I think this message can be improved. Compare with, for example,
"MMIO space wrong size (%zu bytes) for guid 0x%x. Expected %zu bytes.\n"
(please feel free to improve open to other ideas)

> +		return true;
> +	}
> +
> +	return false;
> +}
> +
> +/*
> + * Discover events from one pmt_feature_group.
> + * 1) Count how many usable telemetry regions per package.
> + * 2...) To be continued.
> + */
>  static int discover_events(struct event_group *e, struct pmt_feature_group *p)
>  {
> -	return -EINVAL;
> +	int *pkgcounts __free(kfree) = NULL;
> +	struct telemetry_region *tr;
> +	int num_pkgs;
> +
> +	num_pkgs = topology_max_packages();
> +
> +	/* Get per-package counts of telemetry regions for this event group */
> +	for (int i = 0; i < p->count; i++) {
> +		tr = &p->regions[i];
> +		if (skip_this_region(tr, e))
> +			continue;
> +
> +		if (!pkgcounts) {
> +			pkgcounts = kcalloc(num_pkgs, sizeof(*pkgcounts), GFP_KERNEL);
> +			if (!pkgcounts)
> +				return -ENOMEM;
> +		}
> +		pkgcounts[tr->plat_info.package_id]++;
> +	}
> +
> +	if (!pkgcounts)
> +		return -ENODEV;
> +
> +	return 0;

Returning success requires matching support to drop the reference to the
feature group that does not exist at this point.
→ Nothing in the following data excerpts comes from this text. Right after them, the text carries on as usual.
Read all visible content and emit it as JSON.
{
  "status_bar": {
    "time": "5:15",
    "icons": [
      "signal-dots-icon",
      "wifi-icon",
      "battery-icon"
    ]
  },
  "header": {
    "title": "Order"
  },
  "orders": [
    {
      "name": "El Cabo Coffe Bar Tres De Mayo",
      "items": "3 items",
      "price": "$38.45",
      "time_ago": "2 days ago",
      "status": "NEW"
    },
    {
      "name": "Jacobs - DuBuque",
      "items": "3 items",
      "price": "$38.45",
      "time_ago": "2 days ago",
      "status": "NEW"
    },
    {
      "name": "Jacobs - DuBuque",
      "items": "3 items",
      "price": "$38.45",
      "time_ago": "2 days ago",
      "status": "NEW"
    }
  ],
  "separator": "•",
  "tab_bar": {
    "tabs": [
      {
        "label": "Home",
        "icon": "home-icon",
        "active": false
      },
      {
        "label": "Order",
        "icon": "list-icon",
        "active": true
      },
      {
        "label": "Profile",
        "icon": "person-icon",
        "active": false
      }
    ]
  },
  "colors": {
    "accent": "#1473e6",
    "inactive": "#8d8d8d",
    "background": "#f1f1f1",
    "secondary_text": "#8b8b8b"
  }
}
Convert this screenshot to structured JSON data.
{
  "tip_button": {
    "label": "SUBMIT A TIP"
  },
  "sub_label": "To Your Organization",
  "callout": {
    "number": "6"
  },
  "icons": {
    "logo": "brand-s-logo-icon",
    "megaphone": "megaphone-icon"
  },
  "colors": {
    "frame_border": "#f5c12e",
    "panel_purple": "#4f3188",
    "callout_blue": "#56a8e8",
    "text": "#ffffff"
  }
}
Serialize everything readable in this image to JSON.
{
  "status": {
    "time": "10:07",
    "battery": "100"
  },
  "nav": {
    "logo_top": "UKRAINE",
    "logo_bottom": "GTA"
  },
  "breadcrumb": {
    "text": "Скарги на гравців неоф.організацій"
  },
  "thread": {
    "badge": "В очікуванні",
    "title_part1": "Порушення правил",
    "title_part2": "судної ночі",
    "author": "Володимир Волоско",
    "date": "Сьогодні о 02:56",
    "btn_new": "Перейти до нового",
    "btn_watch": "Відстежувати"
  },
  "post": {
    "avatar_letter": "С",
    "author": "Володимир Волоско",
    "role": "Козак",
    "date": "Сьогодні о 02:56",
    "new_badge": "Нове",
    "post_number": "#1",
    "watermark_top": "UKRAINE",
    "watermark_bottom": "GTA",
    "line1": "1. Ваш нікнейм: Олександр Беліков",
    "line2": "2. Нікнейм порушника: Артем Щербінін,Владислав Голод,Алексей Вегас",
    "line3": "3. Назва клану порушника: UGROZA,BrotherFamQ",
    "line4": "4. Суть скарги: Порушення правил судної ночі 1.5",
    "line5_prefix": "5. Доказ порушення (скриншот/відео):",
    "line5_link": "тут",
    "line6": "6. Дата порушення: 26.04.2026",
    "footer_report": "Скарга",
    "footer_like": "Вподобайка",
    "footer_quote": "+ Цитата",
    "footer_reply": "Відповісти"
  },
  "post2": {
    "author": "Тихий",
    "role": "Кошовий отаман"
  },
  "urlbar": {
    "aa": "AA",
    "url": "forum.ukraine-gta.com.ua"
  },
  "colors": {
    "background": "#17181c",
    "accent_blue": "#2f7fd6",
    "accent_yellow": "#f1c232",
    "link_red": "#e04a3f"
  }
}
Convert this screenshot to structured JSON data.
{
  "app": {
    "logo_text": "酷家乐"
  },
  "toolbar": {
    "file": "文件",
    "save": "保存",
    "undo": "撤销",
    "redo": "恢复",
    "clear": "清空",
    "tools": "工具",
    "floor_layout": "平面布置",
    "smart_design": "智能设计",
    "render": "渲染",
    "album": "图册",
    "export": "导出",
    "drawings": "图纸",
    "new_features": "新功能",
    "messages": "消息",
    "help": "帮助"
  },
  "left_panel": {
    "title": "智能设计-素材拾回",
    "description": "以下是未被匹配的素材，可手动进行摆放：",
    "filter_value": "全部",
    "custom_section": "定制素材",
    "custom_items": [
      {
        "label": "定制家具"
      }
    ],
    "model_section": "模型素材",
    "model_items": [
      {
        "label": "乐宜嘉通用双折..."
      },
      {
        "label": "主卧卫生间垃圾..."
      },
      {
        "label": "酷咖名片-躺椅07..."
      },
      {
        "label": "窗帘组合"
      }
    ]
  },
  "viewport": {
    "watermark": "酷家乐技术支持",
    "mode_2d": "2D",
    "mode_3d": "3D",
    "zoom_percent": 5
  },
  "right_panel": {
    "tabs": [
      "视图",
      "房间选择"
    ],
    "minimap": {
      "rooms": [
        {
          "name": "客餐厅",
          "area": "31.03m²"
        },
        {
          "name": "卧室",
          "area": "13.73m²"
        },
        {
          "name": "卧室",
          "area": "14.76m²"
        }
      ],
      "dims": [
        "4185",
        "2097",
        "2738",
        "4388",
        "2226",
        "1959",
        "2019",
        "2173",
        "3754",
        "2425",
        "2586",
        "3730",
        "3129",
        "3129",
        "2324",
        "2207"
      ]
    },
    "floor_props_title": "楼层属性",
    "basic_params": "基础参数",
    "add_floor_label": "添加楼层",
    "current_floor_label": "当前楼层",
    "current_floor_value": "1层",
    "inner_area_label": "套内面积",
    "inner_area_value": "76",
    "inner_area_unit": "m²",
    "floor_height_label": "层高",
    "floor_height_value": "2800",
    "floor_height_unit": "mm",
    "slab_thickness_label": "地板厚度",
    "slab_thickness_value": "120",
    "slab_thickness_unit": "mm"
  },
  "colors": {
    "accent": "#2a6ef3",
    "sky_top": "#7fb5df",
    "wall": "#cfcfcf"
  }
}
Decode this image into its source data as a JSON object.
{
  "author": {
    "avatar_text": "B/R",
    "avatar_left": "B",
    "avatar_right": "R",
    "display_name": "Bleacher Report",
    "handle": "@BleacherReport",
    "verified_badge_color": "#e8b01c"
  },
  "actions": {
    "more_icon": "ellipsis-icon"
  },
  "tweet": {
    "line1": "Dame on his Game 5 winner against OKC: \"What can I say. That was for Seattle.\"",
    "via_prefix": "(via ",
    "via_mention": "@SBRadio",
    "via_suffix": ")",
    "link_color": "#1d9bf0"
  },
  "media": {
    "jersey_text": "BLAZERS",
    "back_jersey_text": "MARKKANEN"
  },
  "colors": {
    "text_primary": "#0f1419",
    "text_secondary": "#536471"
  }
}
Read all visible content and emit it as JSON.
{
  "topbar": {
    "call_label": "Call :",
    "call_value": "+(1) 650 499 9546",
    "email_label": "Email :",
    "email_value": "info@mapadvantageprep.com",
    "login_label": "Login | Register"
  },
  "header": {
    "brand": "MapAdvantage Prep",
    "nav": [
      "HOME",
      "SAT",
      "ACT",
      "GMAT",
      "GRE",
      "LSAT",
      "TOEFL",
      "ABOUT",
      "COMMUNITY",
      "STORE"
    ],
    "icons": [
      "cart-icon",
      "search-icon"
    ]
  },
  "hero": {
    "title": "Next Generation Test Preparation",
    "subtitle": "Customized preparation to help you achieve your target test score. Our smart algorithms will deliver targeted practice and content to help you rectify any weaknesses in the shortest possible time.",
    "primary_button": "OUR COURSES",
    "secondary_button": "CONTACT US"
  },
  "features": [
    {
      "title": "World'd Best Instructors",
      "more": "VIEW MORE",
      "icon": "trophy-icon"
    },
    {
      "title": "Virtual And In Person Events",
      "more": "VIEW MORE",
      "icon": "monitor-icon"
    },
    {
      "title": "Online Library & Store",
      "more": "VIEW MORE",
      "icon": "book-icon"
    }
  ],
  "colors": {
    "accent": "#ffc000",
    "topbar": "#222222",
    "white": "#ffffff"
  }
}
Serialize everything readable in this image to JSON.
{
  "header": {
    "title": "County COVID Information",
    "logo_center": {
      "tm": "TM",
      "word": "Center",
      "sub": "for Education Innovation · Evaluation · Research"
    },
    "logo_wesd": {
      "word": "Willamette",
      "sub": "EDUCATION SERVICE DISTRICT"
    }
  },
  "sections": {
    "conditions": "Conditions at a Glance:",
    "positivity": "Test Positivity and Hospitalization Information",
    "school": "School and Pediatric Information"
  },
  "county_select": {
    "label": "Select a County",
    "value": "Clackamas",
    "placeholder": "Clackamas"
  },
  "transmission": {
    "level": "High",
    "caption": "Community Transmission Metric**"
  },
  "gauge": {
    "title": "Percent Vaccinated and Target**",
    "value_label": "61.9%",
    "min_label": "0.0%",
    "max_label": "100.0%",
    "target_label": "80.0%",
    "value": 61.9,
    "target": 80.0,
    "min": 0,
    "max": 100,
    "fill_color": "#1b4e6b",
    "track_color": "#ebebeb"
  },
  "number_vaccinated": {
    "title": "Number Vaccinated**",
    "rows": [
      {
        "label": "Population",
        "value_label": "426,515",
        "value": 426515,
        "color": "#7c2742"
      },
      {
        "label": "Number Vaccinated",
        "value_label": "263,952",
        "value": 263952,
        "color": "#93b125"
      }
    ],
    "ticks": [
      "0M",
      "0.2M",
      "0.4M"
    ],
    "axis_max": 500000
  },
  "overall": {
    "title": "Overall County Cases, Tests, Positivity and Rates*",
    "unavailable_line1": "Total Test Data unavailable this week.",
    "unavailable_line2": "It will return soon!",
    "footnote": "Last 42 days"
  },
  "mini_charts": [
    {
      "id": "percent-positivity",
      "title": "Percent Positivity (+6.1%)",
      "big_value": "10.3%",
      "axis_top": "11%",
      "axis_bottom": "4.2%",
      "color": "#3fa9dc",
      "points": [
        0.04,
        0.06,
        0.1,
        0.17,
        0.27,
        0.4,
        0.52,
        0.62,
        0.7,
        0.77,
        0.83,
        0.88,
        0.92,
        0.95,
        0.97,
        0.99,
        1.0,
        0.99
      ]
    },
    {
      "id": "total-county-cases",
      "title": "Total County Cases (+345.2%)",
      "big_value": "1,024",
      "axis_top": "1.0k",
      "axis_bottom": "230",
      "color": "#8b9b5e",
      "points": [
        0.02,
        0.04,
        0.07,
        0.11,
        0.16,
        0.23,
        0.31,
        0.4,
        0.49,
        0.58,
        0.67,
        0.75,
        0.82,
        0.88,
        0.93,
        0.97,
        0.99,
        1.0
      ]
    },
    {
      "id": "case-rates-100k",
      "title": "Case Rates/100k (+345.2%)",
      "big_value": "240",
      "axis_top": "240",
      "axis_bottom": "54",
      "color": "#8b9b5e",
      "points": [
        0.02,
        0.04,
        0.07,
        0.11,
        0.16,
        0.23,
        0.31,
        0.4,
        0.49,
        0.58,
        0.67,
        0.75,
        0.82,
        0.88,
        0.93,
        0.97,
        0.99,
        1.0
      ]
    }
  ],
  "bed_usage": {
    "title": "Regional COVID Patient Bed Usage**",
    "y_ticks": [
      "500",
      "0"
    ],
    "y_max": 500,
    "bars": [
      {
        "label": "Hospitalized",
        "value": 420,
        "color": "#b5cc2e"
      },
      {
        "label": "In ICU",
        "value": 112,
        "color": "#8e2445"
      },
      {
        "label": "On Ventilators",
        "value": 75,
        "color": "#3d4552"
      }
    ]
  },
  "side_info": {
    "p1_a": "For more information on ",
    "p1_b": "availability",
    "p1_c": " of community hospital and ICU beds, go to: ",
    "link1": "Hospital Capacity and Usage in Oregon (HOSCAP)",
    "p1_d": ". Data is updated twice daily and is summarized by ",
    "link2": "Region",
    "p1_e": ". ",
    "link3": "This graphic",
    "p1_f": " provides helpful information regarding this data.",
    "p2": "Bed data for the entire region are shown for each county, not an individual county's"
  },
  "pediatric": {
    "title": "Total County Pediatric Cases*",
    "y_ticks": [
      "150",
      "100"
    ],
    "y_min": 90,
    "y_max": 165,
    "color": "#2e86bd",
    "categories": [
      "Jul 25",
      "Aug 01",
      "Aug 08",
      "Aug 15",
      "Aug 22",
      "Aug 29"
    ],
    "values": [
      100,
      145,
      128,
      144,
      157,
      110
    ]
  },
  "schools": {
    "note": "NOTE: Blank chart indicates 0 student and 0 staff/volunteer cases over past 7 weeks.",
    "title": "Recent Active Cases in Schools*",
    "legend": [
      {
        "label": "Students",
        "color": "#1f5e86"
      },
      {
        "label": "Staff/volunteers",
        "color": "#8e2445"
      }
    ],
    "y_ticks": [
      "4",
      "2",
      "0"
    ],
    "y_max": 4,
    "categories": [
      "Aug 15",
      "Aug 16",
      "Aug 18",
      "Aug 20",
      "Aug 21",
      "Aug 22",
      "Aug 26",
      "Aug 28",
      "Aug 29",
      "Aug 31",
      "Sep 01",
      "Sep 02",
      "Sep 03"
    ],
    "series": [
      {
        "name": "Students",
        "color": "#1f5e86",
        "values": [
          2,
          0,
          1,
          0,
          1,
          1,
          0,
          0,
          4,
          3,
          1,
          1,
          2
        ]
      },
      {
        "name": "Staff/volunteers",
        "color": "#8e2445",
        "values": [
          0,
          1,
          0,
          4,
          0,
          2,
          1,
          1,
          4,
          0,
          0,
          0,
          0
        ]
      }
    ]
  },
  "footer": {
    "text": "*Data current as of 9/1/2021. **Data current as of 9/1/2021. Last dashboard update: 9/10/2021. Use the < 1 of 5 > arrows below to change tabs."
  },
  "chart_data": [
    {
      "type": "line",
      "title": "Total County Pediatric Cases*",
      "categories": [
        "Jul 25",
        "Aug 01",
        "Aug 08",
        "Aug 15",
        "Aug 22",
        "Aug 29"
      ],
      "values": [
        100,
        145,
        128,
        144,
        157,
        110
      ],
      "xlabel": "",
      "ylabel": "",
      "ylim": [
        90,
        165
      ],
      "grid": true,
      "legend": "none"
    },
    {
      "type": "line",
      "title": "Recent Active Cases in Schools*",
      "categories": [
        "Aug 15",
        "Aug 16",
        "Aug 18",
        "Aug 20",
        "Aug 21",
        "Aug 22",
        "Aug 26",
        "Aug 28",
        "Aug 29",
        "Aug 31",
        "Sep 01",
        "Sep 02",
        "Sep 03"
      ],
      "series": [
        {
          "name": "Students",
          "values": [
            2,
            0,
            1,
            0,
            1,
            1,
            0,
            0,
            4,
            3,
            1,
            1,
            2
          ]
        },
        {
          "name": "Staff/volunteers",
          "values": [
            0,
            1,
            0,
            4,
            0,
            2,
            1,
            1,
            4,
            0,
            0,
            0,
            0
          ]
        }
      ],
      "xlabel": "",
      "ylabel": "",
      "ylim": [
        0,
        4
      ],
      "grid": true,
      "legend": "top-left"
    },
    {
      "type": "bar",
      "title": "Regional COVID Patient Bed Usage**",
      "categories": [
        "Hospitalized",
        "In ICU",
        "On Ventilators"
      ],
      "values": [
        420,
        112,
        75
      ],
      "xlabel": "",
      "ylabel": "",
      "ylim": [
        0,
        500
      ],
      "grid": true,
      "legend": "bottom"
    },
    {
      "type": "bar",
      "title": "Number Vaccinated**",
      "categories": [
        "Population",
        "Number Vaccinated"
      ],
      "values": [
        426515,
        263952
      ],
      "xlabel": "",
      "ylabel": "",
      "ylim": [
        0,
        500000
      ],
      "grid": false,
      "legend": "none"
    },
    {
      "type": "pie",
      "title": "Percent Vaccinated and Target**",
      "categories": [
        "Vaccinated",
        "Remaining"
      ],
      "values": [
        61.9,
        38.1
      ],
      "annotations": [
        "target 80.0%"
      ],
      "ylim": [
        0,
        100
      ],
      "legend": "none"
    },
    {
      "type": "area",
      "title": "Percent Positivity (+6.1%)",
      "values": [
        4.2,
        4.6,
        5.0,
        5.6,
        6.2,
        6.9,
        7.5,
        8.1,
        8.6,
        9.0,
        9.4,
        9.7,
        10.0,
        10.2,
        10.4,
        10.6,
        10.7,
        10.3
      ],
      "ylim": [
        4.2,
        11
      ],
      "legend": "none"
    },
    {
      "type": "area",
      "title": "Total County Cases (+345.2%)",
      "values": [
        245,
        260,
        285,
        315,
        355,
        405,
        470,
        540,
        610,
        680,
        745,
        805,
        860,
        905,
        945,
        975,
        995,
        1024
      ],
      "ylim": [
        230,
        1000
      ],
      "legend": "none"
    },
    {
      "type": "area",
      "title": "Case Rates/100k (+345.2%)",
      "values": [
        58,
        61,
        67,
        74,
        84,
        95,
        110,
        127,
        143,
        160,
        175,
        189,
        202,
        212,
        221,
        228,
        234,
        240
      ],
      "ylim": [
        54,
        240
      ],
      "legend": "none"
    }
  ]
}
This makes the code increasingly harder to
follow since the code that is promised in previous patch is not available yet
but needed here. This can be solved by handling the reference in previous patch.

>  }
>  
>  DEFINE_FREE(intel_pmt_put_feature_group, struct pmt_feature_group *,

Reinette